Be careful, hackers use QR codes to steal money from your bank account
Experienced hackers use phishing emails and QR codes to trick internet users. Using calibrated fake emails, hackers seek to grab their targets’ banking details without their knowledge.
According to computer security researchers Cofense, a new phishing campaign is targeting Internet users based in Germany. The hackers behind the attack are seeking to steal the banking details of customers of two popular German banks.
The attack starts with an email to the victims. The pretext of the email is in particular “requesting approval for changes implemented by the bank” or new security measures to calm the vigilance of Internet users. These emails are carefully worded. There are no spelling or grammatical errors.
Hackers trick users with QR codes
All of the emails contained a link or QR code that led to a phishing site. After investigating, the researchers discovered that some of the phishing emails were hiding a QR code instead of a traditional link. “The attackers included QR codes that, when scanned, lead the user to one of these new malicious domains with the aim of luring mobile banking users,” the Cofense report explains.

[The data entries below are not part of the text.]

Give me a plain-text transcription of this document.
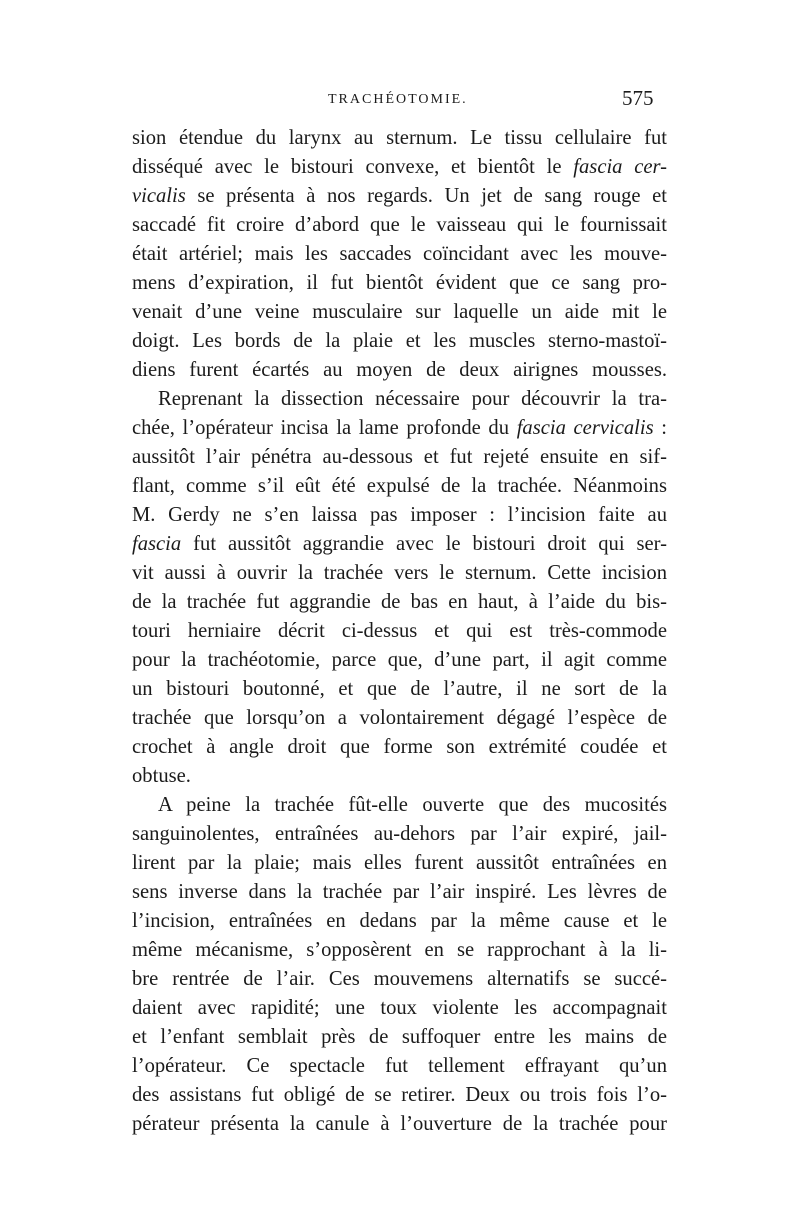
TRACHÉOTOMIE.	575
sion étendue du larynx au sternum. Le tissu cellulaire fut
disséqué avec le bistouri convexe, et bientôt le fascia cer-
vicalis se présenta à nos regards. Un jet de sang rouge et
saccadé fit croire d’abord que le vaisseau qui le fournissait
était artériel; mais les saccades coïncidant avec les mouve-
mens d’expiration, il fut bientôt évident que ce sang pro-
venait d’une veine musculaire sur laquelle un aide mit le
doigt. Les bords de la plaie et les muscles sterno-mastoï-
diens furent écartés au moyen de deux airignes mousses.
Reprenant la dissection nécessaire pour découvrir la tra-
chée, l’opérateur incisa la lame profonde du fascia cervicalis :
aussitôt l’air pénétra au-dessous et fut rejeté ensuite en sif-
flant, comme s’il eût été expulsé de la trachée. Néanmoins
M. Gerdy ne s’en laissa pas imposer : l’incision faite au
fascia fut aussitôt aggrandie avec le bistouri droit qui ser-
vit aussi à ouvrir la trachée vers le sternum. Cette incision
de la trachée fut aggrandie de bas en haut, à l’aide du bis-
touri herniaire décrit ci-dessus et qui est très-commode
pour la trachéotomie, parce que, d’une part, il agit comme
un bistouri boutonné, et que de l’autre, il ne sort de la
trachée que lorsqu’on a volontairement dégagé l’espèce de
crochet à angle droit que forme son extrémité coudée et
obtuse.
A peine la trachée fût-elle ouverte que des mucosités
sanguinolentes, entraînées au-dehors par l’air expiré, jail-
lirent par la plaie; mais elles furent aussitôt entraînées en
sens inverse dans la trachée par l’air inspiré. Les lèvres de
l’incision, entraînées en dedans par la même cause et le
même mécanisme, s’opposèrent en se rapprochant à la li-
bre rentrée de l’air. Ces mouvemens alternatifs se succé-
daient avec rapidité; une toux violente les accompagnait
et l’enfant semblait près de suffoquer entre les mains de
l’opérateur. Ce spectacle fut tellement effrayant qu’un
des assistans fut obligé de se retirer. Deux ou trois fois l’o-
pérateur présenta la canule à l’ouverture de la trachée pour
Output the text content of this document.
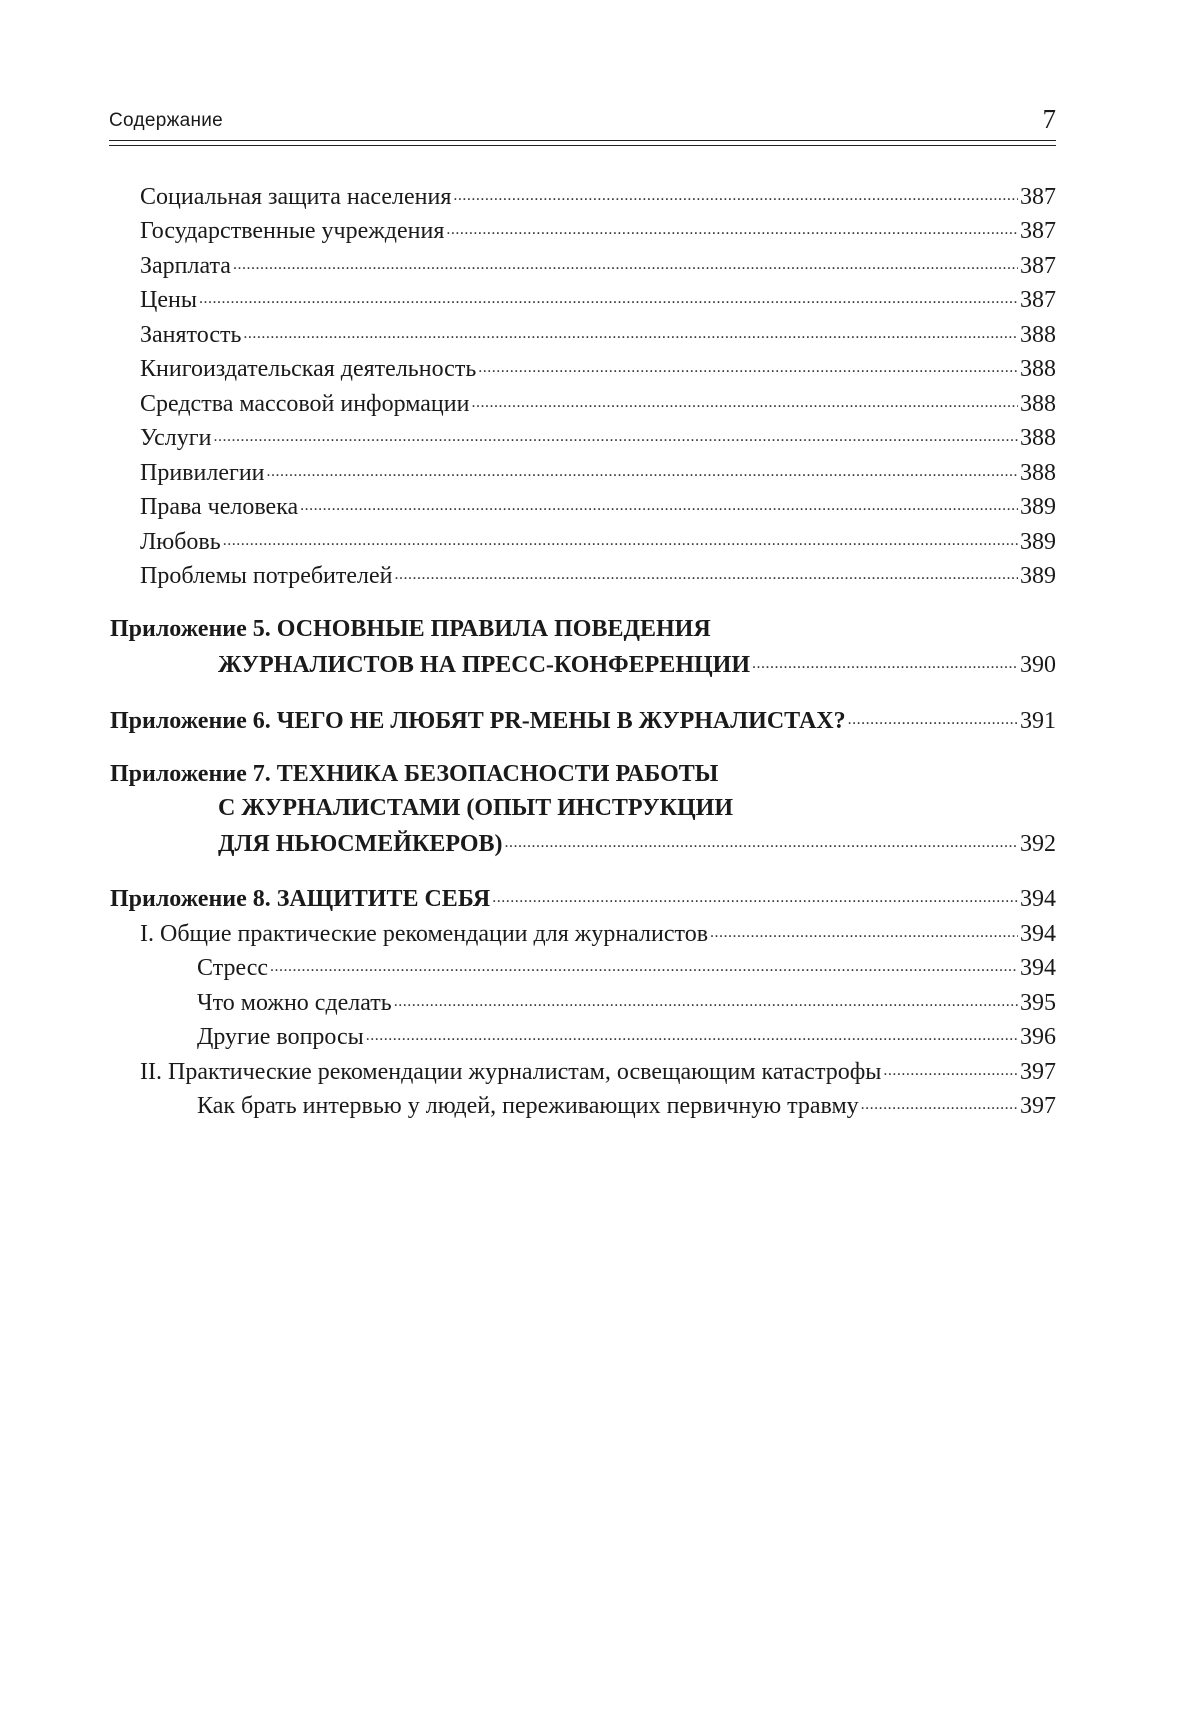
Содержание	7
Социальная защита населения .....	387
Государственные учреждения .....	387
Зарплата .....	387
Цены .....	387
Занятость .....	388
Книгоиздательская деятельность .....	388
Средства массовой информации .....	388
Услуги .....	388
Привилегии .....	388
Права человека .....	389
Любовь .....	389
Проблемы потребителей .....	389
Приложение 5. ОСНОВНЫЕ ПРАВИЛА ПОВЕДЕНИЯ
ЖУРНАЛИСТОВ НА ПРЕСС-КОНФЕРЕНЦИИ .....	390
Приложение 6. ЧЕГО НЕ ЛЮБЯТ PR-МЕНЫ В ЖУРНАЛИСТАХ? .....	391
Приложение 7. ТЕХНИКА БЕЗОПАСНОСТИ РАБОТЫ
С ЖУРНАЛИСТАМИ (ОПЫТ ИНСТРУКЦИИ
ДЛЯ НЬЮСМЕЙКЕРОВ) .....	392
Приложение 8. ЗАЩИТИТЕ СЕБЯ .....	394
I. Общие практические рекомендации для журналистов .....	394
Стресс .....	394
Что можно сделать .....	395
Другие вопросы .....	396
II. Практические рекомендации журналистам, освещающим катастрофы .....	397
Как брать интервью у людей, переживающих первичную травму .....	397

Hackers are primarily targeting people who have their bank’s mobile apps. Cybercriminals are attacking an increasing number of smartphone users, who are less likely to be protected by an antivirus than a user who consults their emails on a computer.
QR codes offer several advantages to hackers. First of all, the lack of a URL does not allow users to detect the anomaly when receiving the email. Additionally, researchers have noted that many cybersecurity software does not work with QR codes. A study by MobileIron, an American company specializing in developing authentication software, suggests that QR codes have become a risk for smartphones as their use has become widespread since the Covid crisis.
Unsurprisingly, the hackers took the interface design of the targeted banks’ official websites literally. These fake websites would ask for users’ banking details (passwords, usernames, account number, etc.). This is where the hackers got what they wanted: access to their targets’ bank accounts.